La pittoresca cittadina di Pilo (Πὐλος, Pylos, Pilos) può rappresentare un ottimo punto di partenza per esplorare la costa ionica della Messenia (Messinìa,...


pilos, navarino, grecia, messenia, peloponnesoLa pittoresca cittadina di Pilo (Πὐλος, Pylos, Pilos) può rappresentare un ottimo punto di partenza per esplorare la costa ionica della Messenia (Messinìa, in greco Μεσσήνη, Messínî o Messénê ). Splendido anche il percorso stesso che vi condurrà a Pilo da Kalamata. Nell’ultimo tratto, entrando a Pilo: da un lato ammirerete i tetti e il pittoresco porto di una città che si è sviluppata in tempi relativamente recenti; dall’altro lato la famosa baia di Navarino (anche detta baia di Pilo) che ha la funzione di frangiflutti naturale. Il verde dei pini contribuisce a fornire un’immagine dalla bellezza eccezionale. Perché, se è vero che in Grecia ci si reca in estate per il mare il sole e le spiagge, è anche vero che la natura e la cultura la fanno da padrone tutto l’anno sulla terra greca. Dalle isole dell’Egeo, al Peloponneso, la Grecia offre al turista innumerevoli occasioni di essere ammirata. Anche in autunno, quando il clima mite permette di passeggiare ed esplorare i luoghi della memoria storica di questo affascinante paese, godendo ancora della bellezza dei paesaggi marini e delle coste.
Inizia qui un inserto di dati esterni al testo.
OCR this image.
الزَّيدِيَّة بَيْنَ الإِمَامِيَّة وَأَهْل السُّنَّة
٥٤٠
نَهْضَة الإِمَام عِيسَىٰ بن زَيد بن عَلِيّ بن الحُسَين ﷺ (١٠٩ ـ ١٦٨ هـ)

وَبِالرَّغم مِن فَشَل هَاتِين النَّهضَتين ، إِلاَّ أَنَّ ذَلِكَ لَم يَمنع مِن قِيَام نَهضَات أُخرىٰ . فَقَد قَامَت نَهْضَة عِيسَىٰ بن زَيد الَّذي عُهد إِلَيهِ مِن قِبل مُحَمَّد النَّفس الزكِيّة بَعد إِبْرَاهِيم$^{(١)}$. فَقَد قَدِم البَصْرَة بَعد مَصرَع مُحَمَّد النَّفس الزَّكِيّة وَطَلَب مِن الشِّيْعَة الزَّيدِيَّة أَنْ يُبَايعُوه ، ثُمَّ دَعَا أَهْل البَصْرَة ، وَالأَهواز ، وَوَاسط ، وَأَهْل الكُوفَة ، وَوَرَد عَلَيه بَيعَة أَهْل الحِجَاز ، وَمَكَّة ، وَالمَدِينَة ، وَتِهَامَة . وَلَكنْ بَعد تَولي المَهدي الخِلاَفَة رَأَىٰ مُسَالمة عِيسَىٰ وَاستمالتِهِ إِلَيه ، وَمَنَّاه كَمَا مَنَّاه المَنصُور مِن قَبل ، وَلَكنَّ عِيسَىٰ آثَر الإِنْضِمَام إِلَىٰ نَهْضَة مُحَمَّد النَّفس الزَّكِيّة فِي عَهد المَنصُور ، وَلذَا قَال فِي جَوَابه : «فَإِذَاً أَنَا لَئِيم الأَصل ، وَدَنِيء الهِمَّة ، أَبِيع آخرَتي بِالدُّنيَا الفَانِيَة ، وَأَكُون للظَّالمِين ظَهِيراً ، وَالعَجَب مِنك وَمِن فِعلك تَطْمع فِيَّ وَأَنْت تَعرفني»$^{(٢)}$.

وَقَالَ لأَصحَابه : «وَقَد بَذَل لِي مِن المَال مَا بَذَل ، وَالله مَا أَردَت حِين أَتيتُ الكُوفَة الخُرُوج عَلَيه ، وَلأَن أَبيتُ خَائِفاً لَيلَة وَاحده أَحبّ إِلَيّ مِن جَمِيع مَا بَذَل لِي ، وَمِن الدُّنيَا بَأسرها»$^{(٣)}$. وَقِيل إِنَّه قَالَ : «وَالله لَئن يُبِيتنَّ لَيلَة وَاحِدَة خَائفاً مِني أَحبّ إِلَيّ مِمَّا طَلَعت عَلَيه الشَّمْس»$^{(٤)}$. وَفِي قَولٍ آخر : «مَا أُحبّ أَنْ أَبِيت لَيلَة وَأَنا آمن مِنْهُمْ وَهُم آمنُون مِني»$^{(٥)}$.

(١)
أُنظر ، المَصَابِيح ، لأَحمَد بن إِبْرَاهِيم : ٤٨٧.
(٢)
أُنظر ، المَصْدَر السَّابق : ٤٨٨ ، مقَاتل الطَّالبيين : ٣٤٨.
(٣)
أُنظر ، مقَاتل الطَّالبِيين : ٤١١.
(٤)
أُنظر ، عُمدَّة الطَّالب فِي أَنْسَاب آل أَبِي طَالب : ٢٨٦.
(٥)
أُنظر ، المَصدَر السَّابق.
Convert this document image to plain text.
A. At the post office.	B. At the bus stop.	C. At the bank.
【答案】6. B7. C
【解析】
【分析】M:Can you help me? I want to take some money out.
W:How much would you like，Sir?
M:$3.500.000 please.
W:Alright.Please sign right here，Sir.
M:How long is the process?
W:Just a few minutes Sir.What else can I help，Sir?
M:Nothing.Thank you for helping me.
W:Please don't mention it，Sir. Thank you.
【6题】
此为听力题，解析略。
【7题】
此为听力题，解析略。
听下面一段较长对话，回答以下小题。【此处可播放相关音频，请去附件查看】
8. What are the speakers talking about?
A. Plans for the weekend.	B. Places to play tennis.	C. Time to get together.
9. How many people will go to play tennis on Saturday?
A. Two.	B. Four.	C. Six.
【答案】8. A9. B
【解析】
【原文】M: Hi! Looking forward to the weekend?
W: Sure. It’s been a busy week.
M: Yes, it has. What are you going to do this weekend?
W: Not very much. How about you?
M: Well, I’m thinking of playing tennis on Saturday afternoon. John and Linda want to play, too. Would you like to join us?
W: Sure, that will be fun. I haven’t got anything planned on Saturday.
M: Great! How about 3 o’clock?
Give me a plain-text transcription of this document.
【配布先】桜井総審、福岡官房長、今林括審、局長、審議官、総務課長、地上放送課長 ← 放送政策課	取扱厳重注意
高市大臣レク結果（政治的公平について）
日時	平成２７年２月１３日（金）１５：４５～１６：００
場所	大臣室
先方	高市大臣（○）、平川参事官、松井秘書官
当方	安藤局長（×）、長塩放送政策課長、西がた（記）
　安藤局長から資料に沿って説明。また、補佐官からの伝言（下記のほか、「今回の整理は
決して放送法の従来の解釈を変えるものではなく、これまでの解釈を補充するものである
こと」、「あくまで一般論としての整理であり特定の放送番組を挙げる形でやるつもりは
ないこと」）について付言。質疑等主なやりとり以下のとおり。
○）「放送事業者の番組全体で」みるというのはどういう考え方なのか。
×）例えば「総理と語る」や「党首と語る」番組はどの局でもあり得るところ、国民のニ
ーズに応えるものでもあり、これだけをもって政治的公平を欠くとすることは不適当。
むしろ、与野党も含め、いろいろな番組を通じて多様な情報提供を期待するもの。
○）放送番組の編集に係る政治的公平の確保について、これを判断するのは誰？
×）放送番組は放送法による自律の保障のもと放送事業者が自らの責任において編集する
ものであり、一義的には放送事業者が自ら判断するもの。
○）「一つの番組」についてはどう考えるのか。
La baia di Navarino, da sola, necessita di tempo e attenzione per scoprirne il fascino e conoscerne la storia.
Agli appassionati di storia, cadrà lo sguardo sulla Sfacteria (Sfachtirìa, in greco antico: Σφακτηρίη, ma conosciuta anche come Sfagia, nome con cui viene oggi identificata), che ha visto l’eccidio dei rivoluzionari greci nel 1825. Poi verso il fondo della baia, dove giacciono per sempre le navi, soprattutto ottomane, affondate nella famosa battaglia di Navarino, nel 1827. L’evento che ha segnato la storia della Grecia moderna, prodotto di una decisione delle grandi potenze del tempo (Inghilterra, Francia e Russia) per consentire ai Greci di vivere indipendentemente nel proprio Stato. Nella Piazza costiera dei Tre Ammiragli, a Pilo, il monumento in onore di Kodrigkton, Derigny e Heyden, i comandanti della flotta alleata nella battaglia per l’indipendenza greca. I monumenti eretti in vari periodi storici, sono lo spunto per una escursione alla Sfacteria, sul vicino isolotto.
Sicuramente ci si fermerà a dare un’occhiata al piccolo museo, che ospita una collezione di oggetti.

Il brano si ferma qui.